Sure. The main thing I changed wasn’t CPU, it was I/O discipline.
-
Disk latency matters more than raw horsepower. Once random I/O is under control, PPM rises naturally.
-
I’m not using pure mmap for Solr; small in-RAM caching with controlled merges keeps write amplification down.
-
Crawl-delay is conservative; the gain comes from reducing fan-in (fewer simultaneous hosts / loader threads), not being aggressive per host.
-
Having a crawl list too long also does not do well.
-
Network stability mattered too — fixing router/NAT stalls stopped LoaderDispatcher waits.
-
I also filter early: Quad9 DNS + Pi-hole block a lot of known junk, trackers, and dead domains before they ever hit the crawler.
That’s why the burn rate stays low (~55 GB/day) even when PPM looks high — less churn, fewer pointless writes, more useful pages.
Startup config (Windows – start.smoke.bat)
This is the Java startup block I’m using atm:
:STARTJAVA
set javacmd=%javacmd% ^
-Djava.awt.headless=true ^
-Dfile.encoding=UTF-8 ^
-Djava.io.tmpdir=R:\agent-smoke\tmp ^
-Dsolr.directoryFactory=solr.NRTCachingDirectoryFactory ^
-Dsolr.nrtCachingDirectoryFactory.maxMergeSizeMB=1024 ^
-Dsolr.nrtCachingDirectoryFactory.maxCacheMB=8192 ^
-Dsun.zip.disableMemoryMapping=true ^
-Dsun.nio.fs.disableFastCopy=true ^
-Xms8g ^
-Xmx64g ^
-XX:MaxMetaspaceSize=1024m ^
-XX:+UseG1GC ^
-XX:MaxGCPauseMillis=200 ^
-XX:InitiatingHeapOccupancyPercent=30 ^
-XX:+ParallelRefProcEnabled
This setup prioritises low write amplification and stable merges over raw aggression, which keeps disk burn predictable while sustaining higher PPM.
Auto-blacklisting slow / abusive domains
I’m also using a simple log-driven auto-blacklister that watches crawl-delay offenders and appends them to the crawler blacklist.
The down side is you have to restart yacy and start the crawl again.
It’s based on this thread:
https://community.searchlab.eu/t/auto-blacklisting-crawl-delay-offenders/3361
The idea is to drop domains that repeatedly force long crawl-delays (login portals, infinite catalogs, bot-traps) so they stop consuming loader slots and disk churn.

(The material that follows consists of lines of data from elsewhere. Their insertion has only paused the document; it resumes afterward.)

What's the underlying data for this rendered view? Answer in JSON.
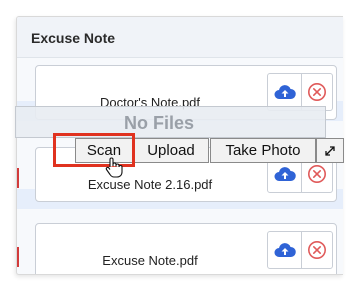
{
  "header": {
    "title": "Excuse Note"
  },
  "files": [
    {
      "name": "Doctor's Note.pdf",
      "upload_icon": "cloud-upload-icon",
      "delete_icon": "circle-x-icon"
    },
    {
      "name": "Excuse Note 2.16.pdf",
      "upload_icon": "cloud-upload-icon",
      "delete_icon": "circle-x-icon"
    },
    {
      "name": "Excuse Note.pdf",
      "upload_icon": "cloud-upload-icon",
      "delete_icon": "circle-x-icon"
    }
  ],
  "overlay": {
    "message": "No Files",
    "buttons": {
      "scan": "Scan",
      "upload": "Upload",
      "take_photo": "Take Photo"
    },
    "expand_icon": "expand-arrows-icon"
  },
  "colors": {
    "accent_blue": "#2f63d6",
    "delete_red": "#e05a5a",
    "highlight_red": "#e0321f"
  }
}
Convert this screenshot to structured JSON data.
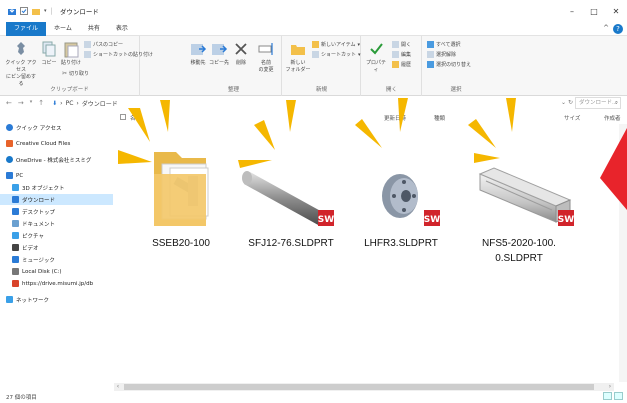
{
  "window": {
    "title": "ダウンロード",
    "controls": {
      "minimize": "–",
      "maximize": "□",
      "close": "✕"
    }
  },
  "ribbon_tabs": [
    {
      "label": "ファイル"
    },
    {
      "label": "ホーム"
    },
    {
      "label": "共有"
    },
    {
      "label": "表示"
    }
  ],
  "ribbon": {
    "clipboard": {
      "quick_access": "クイック アクセス\nにピン留めする",
      "copy": "コピー",
      "paste": "貼り付け",
      "copy_path": "パスのコピー",
      "paste_shortcut": "ショートカットの貼り付け",
      "cut": "切り取り",
      "label": "クリップボード"
    },
    "organize": {
      "move_to": "移動先",
      "copy_to": "コピー先",
      "delete": "削除",
      "rename": "名前\nの変更",
      "label": "整理"
    },
    "new": {
      "new_folder": "新しい\nフォルダー",
      "new_item": "新しいアイテム",
      "shortcut": "ショートカット",
      "label": "新規"
    },
    "open": {
      "properties": "プロパティ",
      "open": "開く",
      "edit": "編集",
      "history": "履歴",
      "label": "開く"
    },
    "select": {
      "select_all": "すべて選択",
      "select_none": "選択解除",
      "invert": "選択の切り替え",
      "label": "選択"
    }
  },
  "address": {
    "crumbs": [
      "PC",
      "ダウンロード"
    ],
    "search_placeholder": "ダウンロード..."
  },
  "nav_pane": {
    "items": [
      {
        "label": "クイック アクセス",
        "icon": "star-icon",
        "color": "#2b7bd6"
      },
      {
        "label": "Creative Cloud Files",
        "icon": "cc-icon",
        "color": "#e8632a"
      },
      {
        "label": "OneDrive - 株式会社ミスミグ",
        "icon": "cloud-icon",
        "color": "#1979ca"
      },
      {
        "label": "PC",
        "icon": "pc-icon",
        "color": "#2b7bd6"
      },
      {
        "label": "3D オブジェクト",
        "icon": "cube-icon",
        "color": "#3aa0e8"
      },
      {
        "label": "ダウンロード",
        "icon": "download-icon",
        "color": "#2b7bd6"
      },
      {
        "label": "デスクトップ",
        "icon": "desktop-icon",
        "color": "#2b7bd6"
      },
      {
        "label": "ドキュメント",
        "icon": "document-icon",
        "color": "#6aa0d0"
      },
      {
        "label": "ピクチャ",
        "icon": "picture-icon",
        "color": "#3aa0e8"
      },
      {
        "label": "ビデオ",
        "icon": "video-icon",
        "color": "#444"
      },
      {
        "label": "ミュージック",
        "icon": "music-icon",
        "color": "#2b7bd6"
      },
      {
        "label": "Local Disk (C:)",
        "icon": "disk-icon",
        "color": "#777"
      },
      {
        "label": "https://drive.misumi.jp/db",
        "icon": "network-drive-icon",
        "color": "#d9442b"
      },
      {
        "label": "ネットワーク",
        "icon": "network-icon",
        "color": "#3aa0e8"
      }
    ],
    "selected_index": 5
  },
  "columns": {
    "name": "名前",
    "date": "更新日時",
    "type": "種類",
    "size": "サイズ",
    "author": "作成者"
  },
  "files": [
    {
      "label": "SSEB20-100",
      "kind": "folder"
    },
    {
      "label": "SFJ12-76.SLDPRT",
      "kind": "shaft",
      "badge": "SW"
    },
    {
      "label": "LHFR3.SLDPRT",
      "kind": "flange",
      "badge": "SW"
    },
    {
      "label": "NFS5-2020-100.\n0.SLDPRT",
      "kind": "extrusion",
      "badge": "SW"
    }
  ],
  "status": {
    "item_count": "27 個の項目"
  },
  "colors": {
    "accent": "#1979ca",
    "selection": "#cce8ff",
    "highlight_ray": "#f5b700",
    "arrow_red": "#e8242b",
    "sw_badge": "#d1242b"
  }
}
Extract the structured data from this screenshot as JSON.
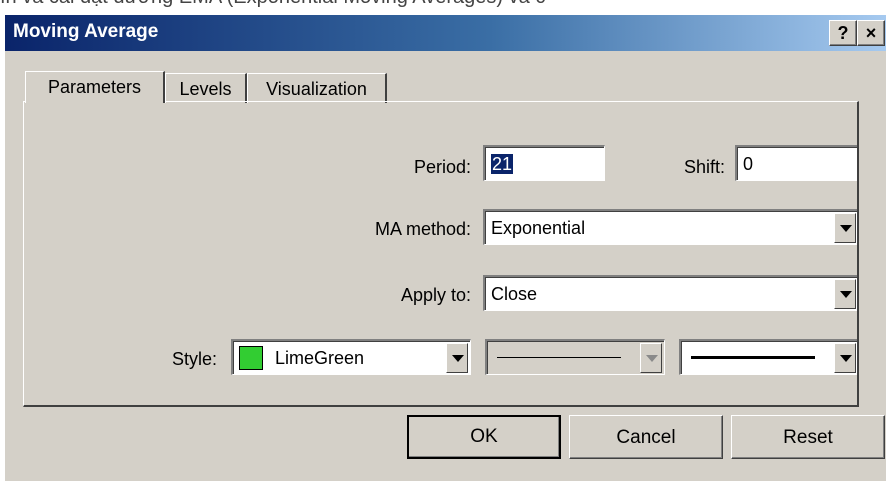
{
  "background_text": "ìn và cài đặt đường EMA (Exponential Moving Averages) và c",
  "window": {
    "title": "Moving Average",
    "help_button": "?",
    "close_button": "×"
  },
  "tabs": [
    {
      "label": "Parameters",
      "active": true
    },
    {
      "label": "Levels",
      "active": false
    },
    {
      "label": "Visualization",
      "active": false
    }
  ],
  "params": {
    "period_label": "Period:",
    "period_value": "21",
    "shift_label": "Shift:",
    "shift_value": "0",
    "ma_method_label": "MA method:",
    "ma_method_value": "Exponential",
    "apply_to_label": "Apply to:",
    "apply_to_value": "Close",
    "style_label": "Style:",
    "color_name": "LimeGreen",
    "color_hex": "#32cd32"
  },
  "buttons": {
    "ok": "OK",
    "cancel": "Cancel",
    "reset": "Reset"
  }
}
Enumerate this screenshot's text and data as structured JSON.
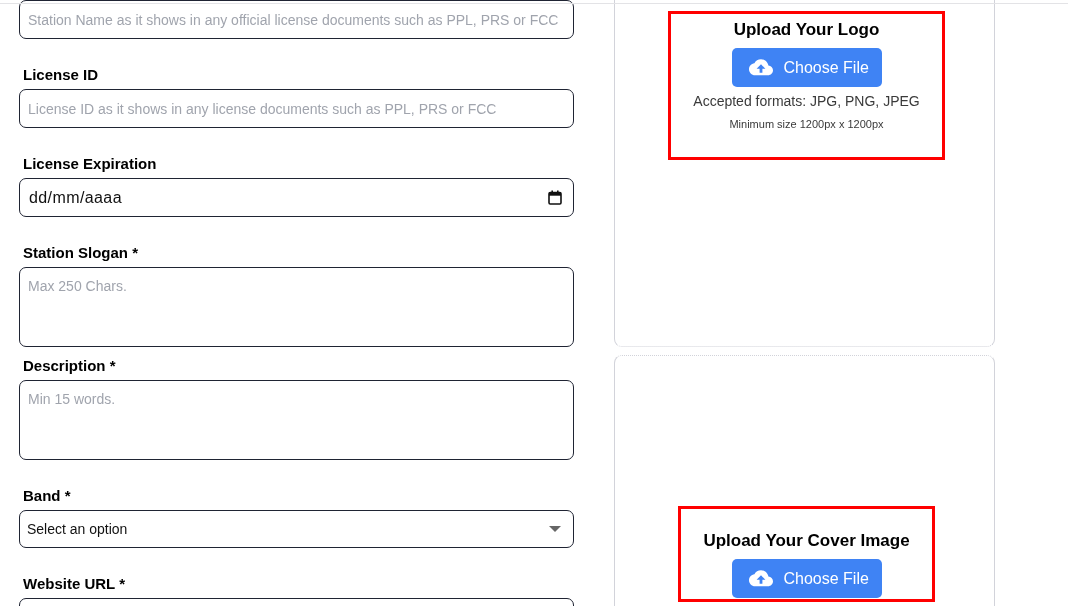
{
  "form": {
    "fields": [
      {
        "kind": "text",
        "placeholder": "Station Name as it shows in any official license documents such as PPL, PRS or FCC"
      },
      {
        "kind": "text",
        "label": "License ID",
        "placeholder": "License ID as it shows in any license documents such as PPL, PRS or FCC"
      },
      {
        "kind": "date",
        "label": "License Expiration",
        "value": "dd/mm/aaaa"
      },
      {
        "kind": "textarea",
        "label": "Station Slogan *",
        "placeholder": "Max 250 Chars."
      },
      {
        "kind": "textarea",
        "label": "Description *",
        "placeholder": "Min 15 words."
      },
      {
        "kind": "select",
        "label": "Band *",
        "value": "Select an option"
      },
      {
        "kind": "text",
        "label": "Website URL *"
      }
    ]
  },
  "uploads": [
    {
      "title": "Upload Your Logo",
      "button": "Choose File",
      "formats": "Accepted formats: JPG, PNG, JPEG",
      "min_size": "Minimum size 1200px x 1200px",
      "highlighted": true
    },
    {
      "title": "Upload Your Cover Image",
      "button": "Choose File",
      "highlighted": true
    }
  ]
}
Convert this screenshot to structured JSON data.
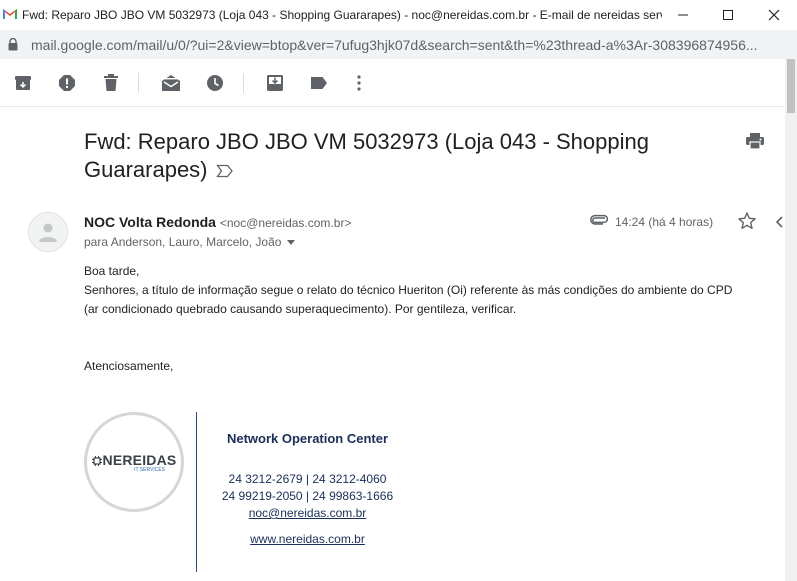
{
  "window": {
    "title": "Fwd: Reparo JBO JBO VM 5032973 (Loja 043 - Shopping Guararapes) - noc@nereidas.com.br - E-mail de nereidas servi..."
  },
  "address_bar": {
    "url": "mail.google.com/mail/u/0/?ui=2&view=btop&ver=7ufug3hjk07d&search=sent&th=%23thread-a%3Ar-308396874956..."
  },
  "toolbar": {
    "icons": [
      "archive-icon",
      "report-spam-icon",
      "delete-icon",
      "mark-unread-icon",
      "snooze-icon",
      "move-to-icon",
      "label-icon",
      "more-icon"
    ]
  },
  "email": {
    "subject": "Fwd: Reparo JBO JBO VM 5032973 (Loja 043 - Shopping Guararapes)",
    "sender_name": "NOC Volta Redonda",
    "sender_email": "<noc@nereidas.com.br>",
    "recipients": "para Anderson, Lauro, Marcelo, João",
    "time": "14:24 (há 4 horas)",
    "body": {
      "greeting": "Boa tarde,",
      "line1": "Senhores, a título de informação segue o relato do técnico Hueriton (Oi) referente às más condições do ambiente do CPD",
      "line2": "(ar condicionado quebrado causando superaquecimento). Por gentileza, verificar.",
      "closing": "Atenciosamente,"
    }
  },
  "signature": {
    "logo_text": "NEREIDAS",
    "logo_sub": "IT SERVICES",
    "title": "Network Operation Center",
    "phones_line1": "24 3212-2679 | 24 3212-4060",
    "phones_line2": "24 99219-2050 | 24 99863-1666",
    "email": "noc@nereidas.com.br",
    "website": "www.nereidas.com.br"
  },
  "colors": {
    "accent_dark_blue": "#1a2e5a",
    "text_primary": "#202124",
    "text_secondary": "#5f6368",
    "icon_gray": "#5f6368"
  }
}
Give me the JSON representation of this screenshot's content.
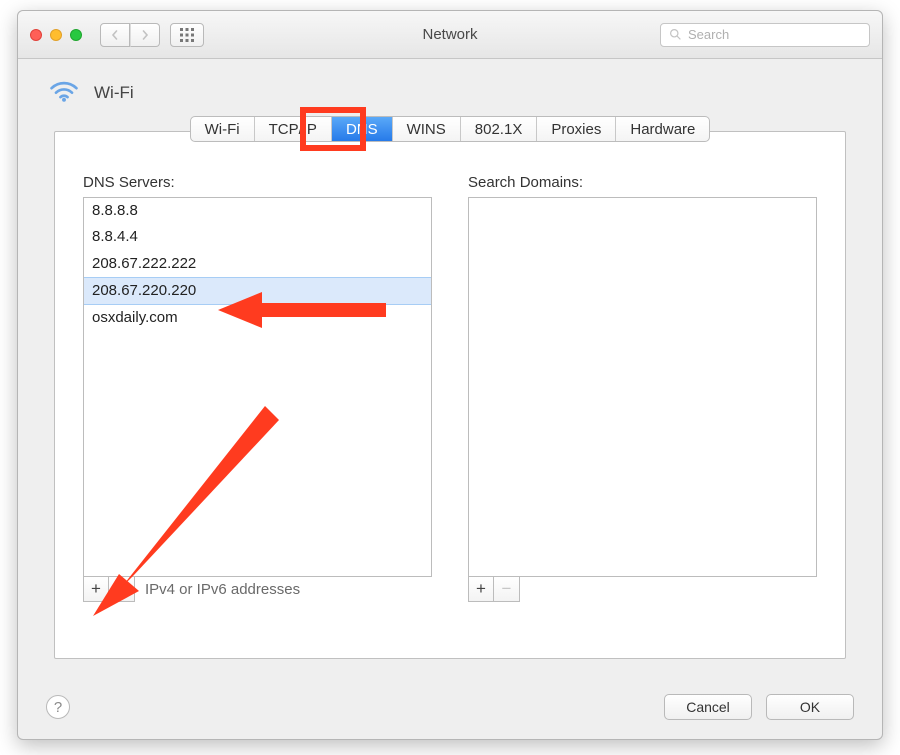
{
  "window": {
    "title": "Network"
  },
  "search": {
    "placeholder": "Search"
  },
  "header": {
    "connection_name": "Wi-Fi"
  },
  "tabs": [
    {
      "label": "Wi-Fi",
      "active": false
    },
    {
      "label": "TCP/IP",
      "active": false
    },
    {
      "label": "DNS",
      "active": true
    },
    {
      "label": "WINS",
      "active": false
    },
    {
      "label": "802.1X",
      "active": false
    },
    {
      "label": "Proxies",
      "active": false
    },
    {
      "label": "Hardware",
      "active": false
    }
  ],
  "dns": {
    "label": "DNS Servers:",
    "servers": [
      {
        "value": "8.8.8.8",
        "selected": false
      },
      {
        "value": "8.8.4.4",
        "selected": false
      },
      {
        "value": "208.67.222.222",
        "selected": false
      },
      {
        "value": "208.67.220.220",
        "selected": true
      },
      {
        "value": "osxdaily.com",
        "selected": false
      }
    ],
    "footer_label": "IPv4 or IPv6 addresses"
  },
  "search_domains": {
    "label": "Search Domains:",
    "items": []
  },
  "buttons": {
    "cancel": "Cancel",
    "ok": "OK",
    "plus": "+",
    "minus": "−",
    "help": "?"
  },
  "icons": {
    "grid": "⊞"
  },
  "annotations": {
    "highlight_tab": "DNS",
    "arrow_to_row_index": 3,
    "arrow_to_plus_button": true
  }
}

This helps keep PPM high while reducing pointless write amplification.
Combined with DNS filtering (Quad9 + Pi-hole), it removes a lot of junk before it ever reaches Solr.
I’ve put the working setup and related changes here:
https://github.com/smokingwheels/yacy_smoke
I’ve made some changes to yacy purely as an experiment.
Hope that helps..